Der UN-Zukunftsgipfel 2024 als Chance und Herausforderung

SWP-Aktuell 2022/A 74, 02.12.2022, 4 Seiten

doi:10.18449/2022A74

Forschungsgebiete

Der Präsident der UN-Generalversammlung hat Deutschlands Botschafterin und Nami­bias Botschafter zu Verhandlungsführern für den »Summit of the Future« ernannt. Dieser für September 2024 geplante Reformgipfel soll die UN und mithin Strukturen des Weltregierens besser für alte und neue Herausforderungen aufstellen. Dazu zählt, die Umsetzung der internationalen Ziele für nachhaltige Entwicklung (SDGs) bis 2030 voranzubringen. Wegen der angespannten Weltlage ist dies kein leichtes Unterfangen. Wichtig ist jetzt, den Prozess gut aufzugleisen, um Unterstützung zu gewinnen sowie öffentliche Aufmerksamkeit für und Vertrauen in ihn zu schaffen.

Anlässlich des 75. Jubiläums der Vereinten Nationen im September 2020 hatten die Mit­gliedstaaten UN-Generalsekretär António Guterres aufgefordert, einen Bericht zu ver­fassen, wie die in ihrer Politischen Erklärung dargestellte »gemeinsame Agenda« voran­gebracht werden kann. Im Sep­tember 2021 legte Guterres seinen Bericht vor, dessen Titel »Our Common Agenda« diesen Auftrag aufgreift.

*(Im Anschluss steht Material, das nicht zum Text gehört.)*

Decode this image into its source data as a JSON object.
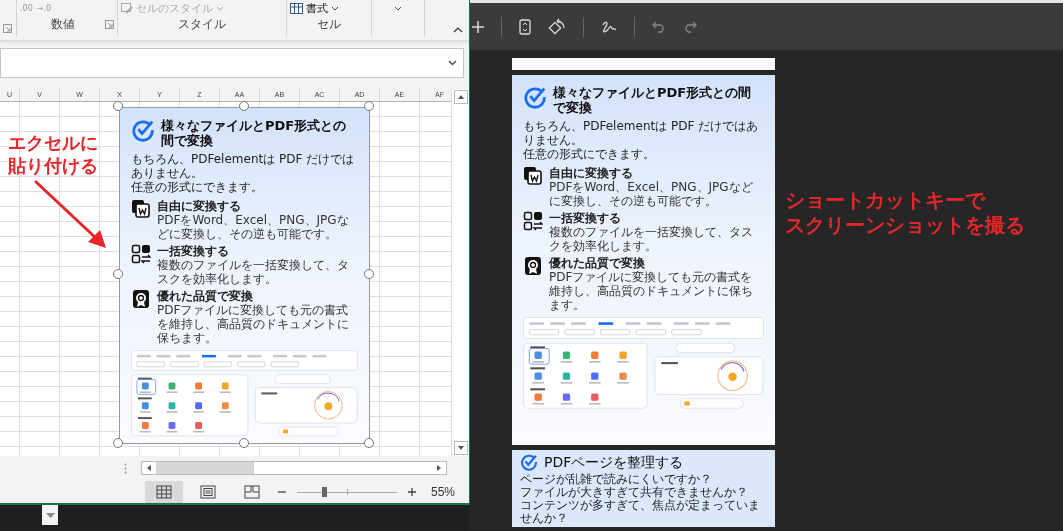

Das Ziel ist, den Multilateralismus für aktuelle und künftige Probleme zu stärken, um globale Schocks und Krisen besser be­wältigen und globale öffentliche Güter wirk­samer schützen zu können. Dafür sollen die UN in die Lage versetzt werden, vernetzter und inklusiver zu agieren und eine zentrale Rolle in den Global-Governance-Strukturen zu spielen. Der Bericht enthält rund 90 Vor­schläge. Einige setzt das UN-System bereits um, doch für die meisten bedarf es politi­scher und finanzieller Unterstützung der Mitgliedstaaten. Diese diskutierten seit An­fang 2022 in der UN-Generalversammlung über die Empfehlungen. Bis 2024 soll ein »Pakt für die Zukunft« geschlossen werden. Zwar dürfte er die UN kaum mit einem Schlag zum handlungsfähigen Manager multipler Krisen machen. Doch mit Hilfe kurz- und mittelfristig umsetzbarer Maß­nahmen und längerfristiger Reformprozesse kann es gelingen, die multi­laterale Insti­tution weit besser als zu­vor für die Krisen­bearbeitung zu positionieren.

Heterogene Interessenlage

Die Blockade des UN-Sicherheitsrates bei der Reaktion auf Russlands Angriffskrieg in der Ukraine nährte Zweifel an der Wirk­mächtigkeit der Weltorganisation. Dank den Ab­stimmungen in der Generalversammlung, den Evakuierungen aus Mariupol und vor allem der Schwarzmeerinitiative zu Getreide­exporten haben die UN aber wieder mehr politische Bedeutung gewonnen. Es gelang dem UN-General­sekretär, Expertise aus UN-System, Privatsektor und Zivilgesellschaft zu humanitären, entwicklungspolitischen und logistischen Fragen zu bündeln. Das ermöglichte die Übereinkunft zum Export von Getreide und Düngemitteln.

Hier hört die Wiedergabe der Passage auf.